How Can I Pre-Bend Leads For Easier Insertion?
To avoid the stretching of holes between the resistor body and its lead on the board, it is recommended that you pre-bend the leads before installing the component. This is done by lining up the resistor on the desired location, hold the lead with the needle nose pliers, and fold the lead over using the pliers. The needle nose pliers help prevent stress on the board by reaching bending the lead to the connection point.
As additional information from Directics.com you should not use serrated pliers on sensitive circuit boards as they can cause a divot in the lead. This will result in weakening of the lead and failure of the circuit board from lead vibration.
Another possible method for pre-bending leads is by bending them with your fingers. This is not always the "right" way of doing things, but it can be effective when you do not have needle nose pliers available.
How Can I Ensure The LEDs And Capacitors Are Installed In The Right Direction?

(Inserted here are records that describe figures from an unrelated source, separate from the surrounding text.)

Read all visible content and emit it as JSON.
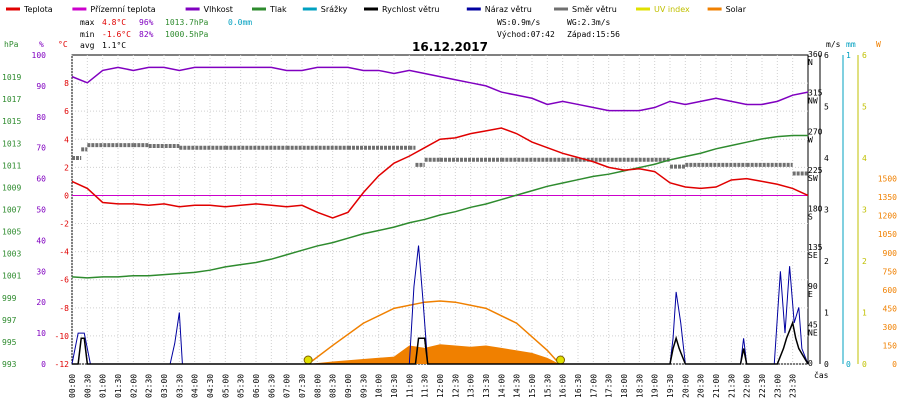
{
  "title": "16.12.2017",
  "legend": [
    {
      "label": "Teplota",
      "color": "#e00000"
    },
    {
      "label": "Přízemní teplota",
      "color": "#cc00cc"
    },
    {
      "label": "Vlhkost",
      "color": "#8000c0"
    },
    {
      "label": "Tlak",
      "color": "#2e8b2e"
    },
    {
      "label": "Srážky",
      "color": "#00a0c0"
    },
    {
      "label": "Rychlost větru",
      "color": "#000000"
    },
    {
      "label": "Náraz větru",
      "color": "#0000a0"
    },
    {
      "label": "Směr větru",
      "color": "#707070"
    },
    {
      "label": "UV index",
      "color": "#e0e000"
    },
    {
      "label": "Solar",
      "color": "#f08000"
    }
  ],
  "stats": {
    "max_label": "max",
    "max_temp": "4.8°C",
    "max_hum": "96%",
    "max_press": "1013.7hPa",
    "max_rain": "0.0mm",
    "min_label": "min",
    "min_temp": "-1.6°C",
    "min_hum": "82%",
    "min_press": "1000.5hPa",
    "avg_label": "avg",
    "avg_temp": "1.1°C",
    "ws": "WS:0.9m/s",
    "wg": "WG:2.3m/s",
    "sunrise": "Východ:07:42",
    "sunset": "Západ:15:56"
  },
  "colors": {
    "temp": "#e00000",
    "dew": "#cc00cc",
    "hum": "#8000c0",
    "press": "#2e8b2e",
    "rain": "#00a0c0",
    "wind": "#000000",
    "gust": "#0000a0",
    "dir": "#707070",
    "uv": "#e0e000",
    "solar": "#f08000",
    "grid": "#d0d0d0"
  },
  "chart_data": {
    "type": "line",
    "title": "16.12.2017",
    "xlabel": "čas",
    "x_ticks": [
      "00:00",
      "00:30",
      "01:00",
      "01:30",
      "02:00",
      "02:30",
      "03:00",
      "03:30",
      "04:00",
      "04:30",
      "05:00",
      "05:30",
      "06:00",
      "06:30",
      "07:00",
      "07:30",
      "08:00",
      "08:30",
      "09:00",
      "09:30",
      "10:00",
      "10:30",
      "11:00",
      "11:30",
      "12:00",
      "12:30",
      "13:00",
      "13:30",
      "14:00",
      "14:30",
      "15:00",
      "15:30",
      "16:00",
      "16:30",
      "17:00",
      "17:30",
      "18:00",
      "18:30",
      "19:00",
      "19:30",
      "20:00",
      "20:30",
      "21:00",
      "21:30",
      "22:00",
      "22:30",
      "23:00",
      "23:30"
    ],
    "axes": {
      "pressure": {
        "unit": "hPa",
        "range": [
          993,
          1021
        ],
        "ticks": [
          993,
          995,
          997,
          999,
          1001,
          1003,
          1005,
          1007,
          1009,
          1011,
          1013,
          1015,
          1017,
          1019
        ]
      },
      "humidity": {
        "unit": "%",
        "range": [
          0,
          100
        ],
        "ticks": [
          0,
          10,
          20,
          30,
          40,
          50,
          60,
          70,
          80,
          90,
          100
        ]
      },
      "temperature": {
        "unit": "°C",
        "range": [
          -12,
          10
        ],
        "ticks": [
          -12,
          -10,
          -8,
          -6,
          -4,
          -2,
          0,
          2,
          4,
          6,
          8
        ]
      },
      "wind_speed": {
        "unit": "m/s",
        "range": [
          0,
          6
        ],
        "ticks": [
          0,
          1,
          2,
          3,
          4,
          5,
          6
        ]
      },
      "wind_direction": {
        "ticks": [
          {
            "v": "0",
            "l": ""
          },
          {
            "v": "45",
            "l": "NE"
          },
          {
            "v": "90",
            "l": "E"
          },
          {
            "v": "135",
            "l": "SE"
          },
          {
            "v": "180",
            "l": "S"
          },
          {
            "v": "225",
            "l": "SW"
          },
          {
            "v": "270",
            "l": "W"
          },
          {
            "v": "315",
            "l": "NW"
          },
          {
            "v": "360",
            "l": "N"
          }
        ]
      },
      "rain": {
        "unit": "mm",
        "range": [
          0,
          1
        ],
        "ticks": [
          0,
          1
        ]
      },
      "uv": {
        "unit": "",
        "ticks": [
          0,
          1,
          2,
          3,
          4,
          5,
          6
        ]
      },
      "solar": {
        "unit": "W",
        "range": [
          0,
          2500
        ],
        "ticks": [
          0,
          150,
          300,
          450,
          600,
          750,
          900,
          1050,
          1200,
          1350,
          1500
        ]
      }
    },
    "series": [
      {
        "name": "Teplota",
        "axis": "temperature",
        "x": [
          0,
          0.5,
          1,
          1.5,
          2,
          2.5,
          3,
          3.5,
          4,
          4.5,
          5,
          5.5,
          6,
          6.5,
          7,
          7.5,
          8,
          8.5,
          9,
          9.5,
          10,
          10.5,
          11,
          11.5,
          12,
          12.5,
          13,
          13.5,
          14,
          14.5,
          15,
          15.5,
          16,
          16.5,
          17,
          17.5,
          18,
          18.5,
          19,
          19.5,
          20,
          20.5,
          21,
          21.5,
          22,
          22.5,
          23,
          23.5,
          24
        ],
        "y": [
          1.0,
          0.5,
          -0.5,
          -0.6,
          -0.6,
          -0.7,
          -0.6,
          -0.8,
          -0.7,
          -0.7,
          -0.8,
          -0.7,
          -0.6,
          -0.7,
          -0.8,
          -0.7,
          -1.2,
          -1.6,
          -1.2,
          0.2,
          1.4,
          2.3,
          2.8,
          3.4,
          4.0,
          4.1,
          4.4,
          4.6,
          4.8,
          4.4,
          3.8,
          3.4,
          3.0,
          2.7,
          2.4,
          2.0,
          1.8,
          1.9,
          1.7,
          0.9,
          0.6,
          0.5,
          0.6,
          1.1,
          1.2,
          1.0,
          0.8,
          0.5,
          0.0
        ]
      },
      {
        "name": "Vlhkost",
        "axis": "humidity",
        "x": [
          0,
          0.5,
          1,
          1.5,
          2,
          2.5,
          3,
          3.5,
          4,
          4.5,
          5,
          5.5,
          6,
          6.5,
          7,
          7.5,
          8,
          8.5,
          9,
          9.5,
          10,
          10.5,
          11,
          11.5,
          12,
          12.5,
          13,
          13.5,
          14,
          14.5,
          15,
          15.5,
          16,
          16.5,
          17,
          17.5,
          18,
          18.5,
          19,
          19.5,
          20,
          20.5,
          21,
          21.5,
          22,
          22.5,
          23,
          23.5,
          24
        ],
        "y": [
          93,
          91,
          95,
          96,
          95,
          96,
          96,
          95,
          96,
          96,
          96,
          96,
          96,
          96,
          95,
          95,
          96,
          96,
          96,
          95,
          95,
          94,
          95,
          94,
          93,
          92,
          91,
          90,
          88,
          87,
          86,
          84,
          85,
          84,
          83,
          82,
          82,
          82,
          83,
          85,
          84,
          85,
          86,
          85,
          84,
          84,
          85,
          87,
          88
        ]
      },
      {
        "name": "Tlak",
        "axis": "pressure",
        "x": [
          0,
          0.5,
          1,
          1.5,
          2,
          2.5,
          3,
          3.5,
          4,
          4.5,
          5,
          5.5,
          6,
          6.5,
          7,
          7.5,
          8,
          8.5,
          9,
          9.5,
          10,
          10.5,
          11,
          11.5,
          12,
          12.5,
          13,
          13.5,
          14,
          14.5,
          15,
          15.5,
          16,
          16.5,
          17,
          17.5,
          18,
          18.5,
          19,
          19.5,
          20,
          20.5,
          21,
          21.5,
          22,
          22.5,
          23,
          23.5,
          24
        ],
        "y": [
          1000.9,
          1000.8,
          1000.9,
          1000.9,
          1001.0,
          1001.0,
          1001.1,
          1001.2,
          1001.3,
          1001.5,
          1001.8,
          1002.0,
          1002.2,
          1002.5,
          1002.9,
          1003.3,
          1003.7,
          1004.0,
          1004.4,
          1004.8,
          1005.1,
          1005.4,
          1005.8,
          1006.1,
          1006.5,
          1006.8,
          1007.2,
          1007.5,
          1007.9,
          1008.3,
          1008.7,
          1009.1,
          1009.4,
          1009.7,
          1010.0,
          1010.2,
          1010.5,
          1010.8,
          1011.1,
          1011.5,
          1011.8,
          1012.1,
          1012.5,
          1012.8,
          1013.1,
          1013.4,
          1013.6,
          1013.7,
          1013.7
        ]
      },
      {
        "name": "Přízemní teplota",
        "axis": "temperature",
        "x": [
          0,
          24
        ],
        "y": [
          0,
          0
        ]
      },
      {
        "name": "Směr větru",
        "axis": "wind_direction",
        "x": [
          0,
          0.3,
          0.5,
          2.0,
          2.5,
          3.5,
          5.0,
          7.0,
          9.0,
          11.0,
          11.2,
          11.5,
          12.0,
          14.0,
          16.0,
          19.0,
          19.5,
          20.0,
          22.0,
          23.5,
          24
        ],
        "y": [
          240,
          250,
          255,
          255,
          254,
          252,
          252,
          252,
          252,
          252,
          232,
          238,
          238,
          238,
          238,
          238,
          230,
          232,
          232,
          222,
          222
        ]
      },
      {
        "name": "Rychlost větru",
        "axis": "wind_speed",
        "x": [
          0,
          0.2,
          0.3,
          0.4,
          0.5,
          11.0,
          11.2,
          11.3,
          11.5,
          11.6,
          19.5,
          19.6,
          19.7,
          19.8,
          20.0,
          21.8,
          21.9,
          22.0,
          23.0,
          23.2,
          23.3,
          23.5,
          23.6,
          23.7,
          24
        ],
        "y": [
          0,
          0,
          0.5,
          0.5,
          0,
          0,
          0,
          0.5,
          0.5,
          0,
          0,
          0.3,
          0.5,
          0.3,
          0,
          0,
          0.3,
          0,
          0,
          0.3,
          0.5,
          0.8,
          0.5,
          0.3,
          0
        ]
      },
      {
        "name": "Náraz větru",
        "axis": "wind_speed",
        "x": [
          0,
          0.2,
          0.4,
          0.6,
          3.2,
          3.35,
          3.5,
          3.6,
          11.0,
          11.15,
          11.3,
          11.45,
          11.6,
          19.5,
          19.6,
          19.7,
          19.85,
          20.0,
          21.8,
          21.9,
          22.0,
          22.9,
          23.0,
          23.1,
          23.25,
          23.4,
          23.55,
          23.7,
          23.8,
          24
        ],
        "y": [
          0,
          0.6,
          0.6,
          0,
          0,
          0.4,
          1.0,
          0,
          0,
          1.5,
          2.3,
          1.2,
          0,
          0,
          0.5,
          1.4,
          0.8,
          0,
          0,
          0.5,
          0,
          0,
          0.9,
          1.8,
          0.6,
          1.9,
          0.8,
          1.1,
          0.3,
          0
        ]
      },
      {
        "name": "Solar",
        "axis": "solar",
        "x": [
          7.7,
          8.5,
          9.5,
          10.5,
          11.0,
          11.5,
          12.0,
          12.5,
          13.0,
          13.5,
          14.0,
          14.5,
          15.0,
          15.5,
          15.9
        ],
        "y": [
          0,
          20,
          40,
          60,
          150,
          130,
          160,
          150,
          140,
          150,
          130,
          110,
          90,
          50,
          0
        ]
      },
      {
        "name": "Solar max",
        "axis": "solar",
        "x": [
          7.7,
          8.5,
          9.5,
          10.5,
          11.5,
          12.0,
          12.5,
          13.5,
          14.5,
          15.5,
          15.9
        ],
        "y": [
          0,
          150,
          330,
          450,
          500,
          510,
          500,
          450,
          330,
          110,
          0
        ]
      }
    ],
    "markers": [
      {
        "label": "sunrise",
        "x": 7.7
      },
      {
        "label": "sunset",
        "x": 15.93
      }
    ]
  }
}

Longer leads on cylinder capacitors and LEDs are positive. The majority of components will lie flat on the circuit board for additional stability, unless they present with a metal casing that could result in a short circuit. This is alright if the yellow plastic ceramic capacitors are below the top level of the board; however, it cannot present on the other side of the circuit board.
How Do I Solder?
You may have heard that solder should melt onto the parts involved without the iron tip; however, the catch is that the dry iron tip does not transfer heat well. To have an effective solder, you will need a heat bridge between the parts and the tip. This is done by melting a small amount of solder on the dry tip before soldering or by adding solder at the point of contact between tip and components. The heat should spread through the iron tip and heat bridge.